Cumhurbaşkanı Erdoğan: Kültüründen habersiz bir neslin hayata tutunması mümkün değildir

Cumhurbaşkanı Erdoğan, İstanbul'un fethinin 567. yıl dönümü etkinliklerinde konuştu

Fotoğraf: AA

Cumhurbaşkanı Recep Tayyip Erdoğan, İstanbul'un fethinin 567. yıl dönümü etkinliklerinde konuştu.

Erdoğan, “Kökleri ile bağı kopmuş bir ağaç nasıl ayakta kalamazsa kültüründen habersiz bir neslin de hayata tutunması mümkün değildir” dedi.

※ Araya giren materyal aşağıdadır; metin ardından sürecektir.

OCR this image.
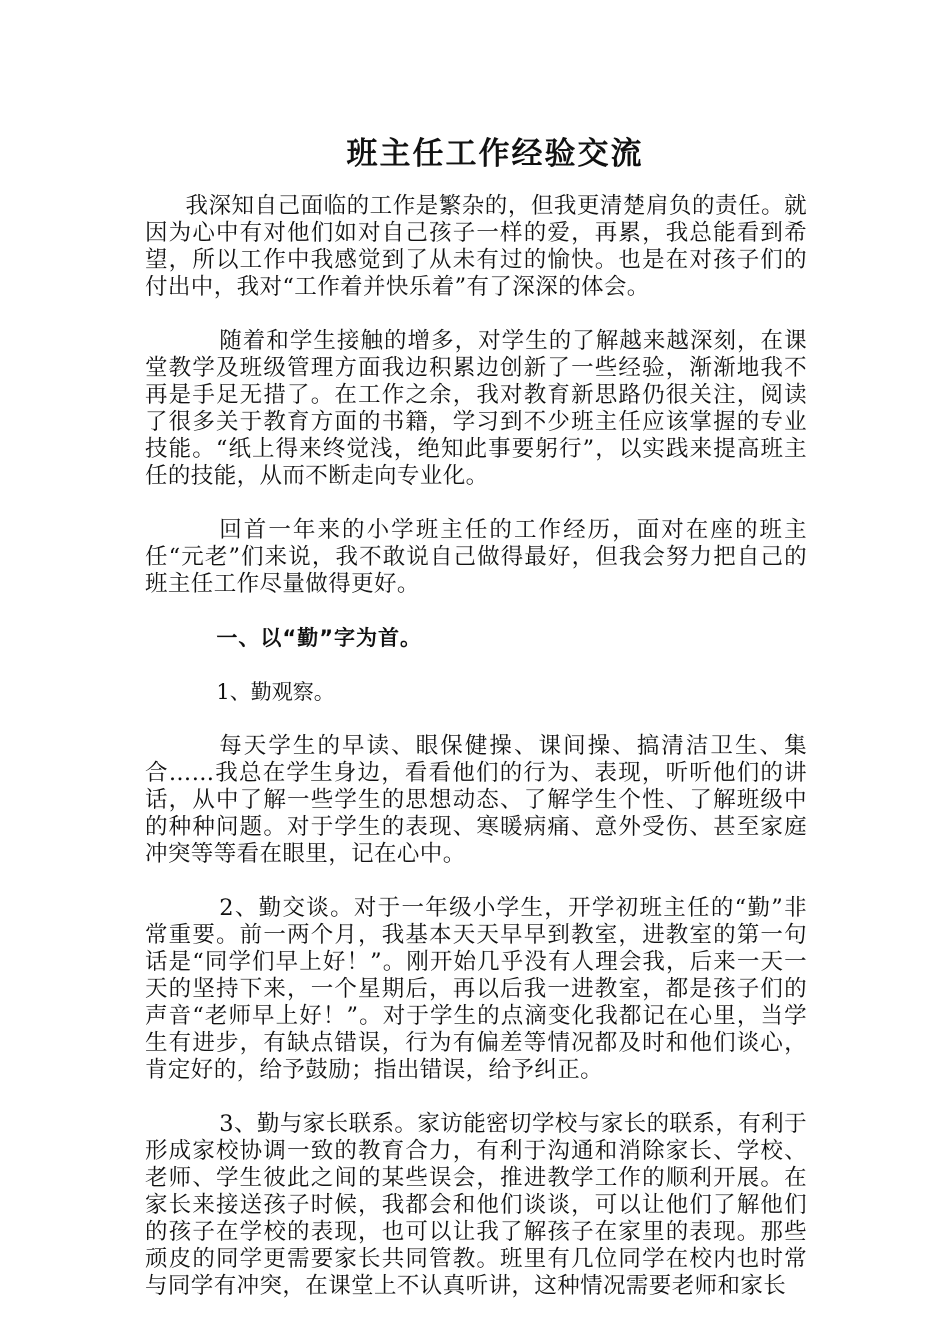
班主任工作经验交流

我深知自己面临的工作是繁杂的，但我更清楚肩负的责任。就因为心中有对他们如对自己孩子一样的爱，再累，我总能看到希望，所以工作中我感觉到了从未有过的愉快。也是在对孩子们的付出中，我对“工作着并快乐着”有了深深的体会。

随着和学生接触的增多，对学生的了解越来越深刻，在课堂教学及班级管理方面我边积累边创新了一些经验，渐渐地我不再是手足无措了。在工作之余，我对教育新思路仍很关注，阅读了很多关于教育方面的书籍，学习到不少班主任应该掌握的专业技能。“纸上得来终觉浅，绝知此事要躬行”，以实践来提高班主任的技能，从而不断走向专业化。

回首一年来的小学班主任的工作经历，面对在座的班主任“元老”们来说，我不敢说自己做得最好，但我会努力把自己的班主任工作尽量做得更好。

一、以“勤”字为首。

1、勤观察。

每天学生的早读、眼保健操、课间操、搞清洁卫生、集合……我总在学生身边，看看他们的行为、表现，听听他们的讲话，从中了解一些学生的思想动态、了解学生个性、了解班级中的种种问题。对于学生的表现、寒暖病痛、意外受伤、甚至家庭冲突等等看在眼里，记在心中。

2、勤交谈。对于一年级小学生，开学初班主任的“勤”非常重要。前一两个月，我基本天天早早到教室，进教室的第一句话是“同学们早上好！”。刚开始几乎没有人理会我，后来一天一天的坚持下来，一个星期后，再以后我一进教室，都是孩子们的声音“老师早上好！”。对于学生的点滴变化我都记在心里，当学生有进步，有缺点错误，行为有偏差等情况都及时和他们谈心，肯定好的，给予鼓励；指出错误，给予纠正。

3、勤与家长联系。家访能密切学校与家长的联系，有利于形成家校协调一致的教育合力，有利于沟通和消除家长、学校、老师、学生彼此之间的某些误会，推进教学工作的顺利开展。在家长来接送孩子时候，我都会和他们谈谈，可以让他们了解他们的孩子在学校的表现，也可以让我了解孩子在家里的表现。那些顽皮的同学更需要家长共同管教。班里有几位同学在校内也时常与同学有冲突，在课堂上不认真听讲，这种情况需要老师和家长
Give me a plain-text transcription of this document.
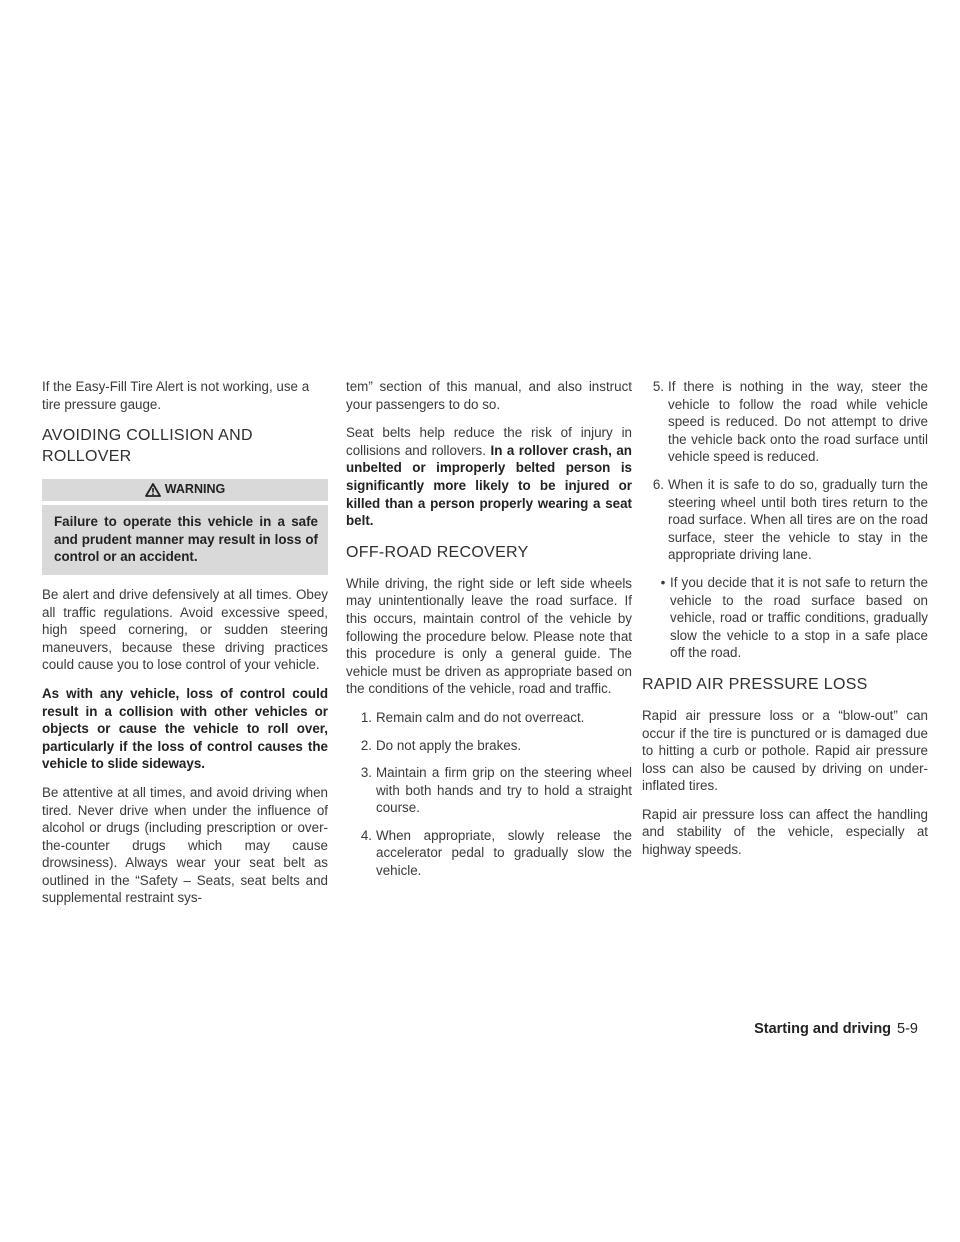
If the Easy-Fill Tire Alert is not working, use a tire pressure gauge.

AVOIDING COLLISION AND
ROLLOVER
WARNING

Failure to operate this vehicle in a safe and prudent manner may result in loss of control or an accident.

Be alert and drive defensively at all times. Obey all traffic regulations. Avoid excessive speed, high speed cornering, or sudden steering maneuvers, because these driving practices could cause you to lose control of your vehicle.

As with any vehicle, loss of control could result in a collision with other vehicles or objects or cause the vehicle to roll over, particularly if the loss of control causes the vehicle to slide sideways.

Be attentive at all times, and avoid driving when tired. Never drive when under the influence of alcohol or drugs (including prescription or over-the-counter drugs which may cause drowsiness). Always wear your seat belt as outlined in the “Safety – Seats, seat belts and supplemental restraint sys-

tem” section of this manual, and also instruct your passengers to do so.

Seat belts help reduce the risk of injury in collisions and rollovers. In a rollover crash, an unbelted or improperly belted person is significantly more likely to be injured or killed than a person properly wearing a seat belt.

OFF-ROAD RECOVERY

While driving, the right side or left side wheels may unintentionally leave the road surface. If this occurs, maintain control of the vehicle by following the procedure below. Please note that this procedure is only a general guide. The vehicle must be driven as appropriate based on the conditions of the vehicle, road and traffic.

1. Remain calm and do not overreact.
2. Do not apply the brakes.
3. Maintain a firm grip on the steering wheel with both hands and try to hold a straight course.
4. When appropriate, slowly release the accelerator pedal to gradually slow the vehicle.
5. If there is nothing in the way, steer the vehicle to follow the road while vehicle speed is reduced. Do not attempt to drive the vehicle back onto the road surface until vehicle speed is reduced.
6. When it is safe to do so, gradually turn the steering wheel until both tires return to the road surface. When all tires are on the road surface, steer the vehicle to stay in the appropriate driving lane.
• If you decide that it is not safe to return the vehicle to the road surface based on vehicle, road or traffic conditions, gradually slow the vehicle to a stop in a safe place off the road.
RAPID AIR PRESSURE LOSS

Rapid air pressure loss or a “blow-out” can occur if the tire is punctured or is damaged due to hitting a curb or pothole. Rapid air pressure loss can also be caused by driving on under-inflated tires.

Rapid air pressure loss can affect the handling and stability of the vehicle, especially at highway speeds.

Starting and driving 5-9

“Evlatlarımızı okçuluğa, biniciliğe, atıcılığa yönlendirirken aynı zamanda onları kendi kültürel kodlarımızla da tanıştırıyoruz" diyen Erdoğan, “Devlet olarak ana önceliğimiz, kendini bilen, tarihini, medeniyetini bilen, öz güveni yüksek, ahlaklı, erdemli ve sağlıklı gençler yetiştirmektir” ifadelerini kullandı.

Erdoğan konuşmasında şunları kaydetti:

Sporcularımıza 'Ya Hak' diyerek ok atan tüm okçularımıza sevgilerimizi sunuyorum. Ülkemizle beraber tüm dünyayı etkileyen koronavirüs salgını sebebiyle buruk Ramazan ve bayram geçirdik. İstanbul'un fethini de daha mütevazı etkinliklerle idrak etmeye çalışıyoruz. Ata sporlarımızdan olan okçuluk ve atıcılık salgına karşı en az riskli sporlar arasında yer alıyor. 8. Fetih Kupası ise salgın sonrasında yapılan ilk spor müsabakası özelliği taşıyor. Ülkemizle beraber dünyayla da ilgiyle takip edilen bu etkinliğin yeni dönemin müjdecisi olmasını temenni ediyorum.

"Ok meydanına abdestsiz ve sarhoş girilmesi yasaklanmıştır"

“Kültürümüzde ok ve yay savaş ve avlanmanın ötesinde siyasetten spora birçok manayı bünyesinde barındırır” diyen Erdoğan, “Ok ile yay devlet idaresinde hakimiyet nişanesi olarak sembolik değere sahiptir. Ok gönderilen kişinin gönderenden emin olması anlamına gelir. Ecdat için okçuluk sosyal ve beşeri hayatı tanzim eden değerler manzumesidir. Bunun için ok meydanına abdestsiz ve sarhoş girilmesi yasaklanmıştır” ifadelerini kullandı.

Programın gerçekleştiği mekanda çocukluk ve gençlik yıllarının geçtiğini belirten Erdoğan, “Bu mekanı gerçekten gençlik yıllarımda çok önemli hatıraları var” diye konuştu.

Erdoğan şöyle devam etti:

Sporcuların her birine kin gütmesi asla hoş karşılanmazdı. Müsabakalar öncesinde muhakkak besmele çekilir, peygamber efendimize selavat gönderilirdi. Pehlivanların özel hayatlarında tıpkı er meydanındaki gibi yiğit, civanmert olmaları beklenirdi. Özellikle spor alanında hırsın, bencilliğin, maddiyatın, haksız rekabetin arttığı dönemde gençlerimizin yeni bir spor ahlakıyla ahlaklanmasını istiyoruz. Evlatlarımızı okçuluğa, biniciliğe, atıcılığa yönlendirirken onları kültürel kodlarımızla tanıştırıyoruz.